Marcellus looked puzzled. “Nicko?” he asked.
Septimus’s heart sank. For six months now he had been trying to get Marcellus to tell him what he knew about Nicko, and a few days earlier Marcellus had finally agreed. Now it seemed as though he had forgotten—again. Septimus found it hard to get used to the fact that although Marcellus Pye looked like a young man once more, he often behaved like an old man. Marcellus had centuries-old habits that were hard to discard—he would lapse into a shuffling old-man gait and adopt a querulous manner. But it was Marcellus’s bad memory that annoyed Septimus the most. He had grumpily told Marcellus that this was just laziness, but Marcellus had countered by saying that he had five hundred years of memories in his head and where exactly did Septimus think he was going to find space for all the new ones?

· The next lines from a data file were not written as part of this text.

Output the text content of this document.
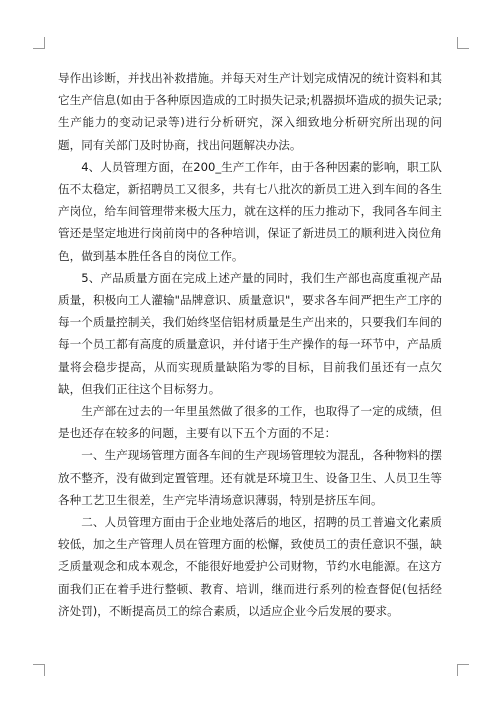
导作出诊断，并找出补救措施。并每天对生产计划完成情况的统计资料和其它生产信息(如由于各种原因造成的工时损失记录;机器损坏造成的损失记录;生产能力的变动记录等)进行分析研究，深入细致地分析研究所出现的问题，同有关部门及时协商，找出问题解决办法。

4、人员管理方面，在200_生产工作年，由于各种因素的影响，职工队伍不太稳定，新招聘员工又很多，共有七八批次的新员工进入到车间的各生产岗位，给车间管理带来极大压力，就在这样的压力推动下，我同各车间主管还是坚定地进行岗前岗中的各种培训，保证了新进员工的顺利进入岗位角色，做到基本胜任各自的岗位工作。

5、产品质量方面在完成上述产量的同时，我们生产部也高度重视产品质量，积极向工人灌输"品牌意识、质量意识"，要求各车间严把生产工序的每一个质量控制关，我们始终坚信铝材质量是生产出来的，只要我们车间的每一个员工都有高度的质量意识，并付诸于生产操作的每一环节中，产品质量将会稳步提高，从而实现质量缺陷为零的目标，目前我们虽还有一点欠缺，但我们正往这个目标努力。

生产部在过去的一年里虽然做了很多的工作，也取得了一定的成绩，但是也还存在较多的问题，主要有以下五个方面的不足：

一、生产现场管理方面各车间的生产现场管理较为混乱，各种物料的摆放不整齐，没有做到定置管理。还有就是环境卫生、设备卫生、人员卫生等各种工艺卫生很差，生产完毕清场意识薄弱，特别是挤压车间。

二、人员管理方面由于企业地处落后的地区，招聘的员工普遍文化素质较低，加之生产管理人员在管理方面的松懈，致使员工的责任意识不强，缺乏质量观念和成本观念，不能很好地爱护公司财物，节约水电能源。在这方面我们正在着手进行整顿、教育、培训，继而进行系列的检查督促(包括经济处罚)，不断提高员工的综合素质，以适应企业今后发展的要求。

Septimus sighed. He left Marcellus dithering in the hallway and went to answer the door.
“Sep!” said Jenna, sounding relieved. She stood on the doorstep, looking windswept and cold. Her dark hair was wet, hanging in tendrils around her face, and she had her thick red winter cloak wrapped tightly around her. “You took your time,” she said, stamping her feet with the cold. “It’s horrible out here. Aren’t you going to let me in?”
“Password please,” said Septimus, suddenly serious.
Jenna frowned. “What password?”
“Don’t you know?”
“No. Oh, bother. Can’t you let me in anyway?”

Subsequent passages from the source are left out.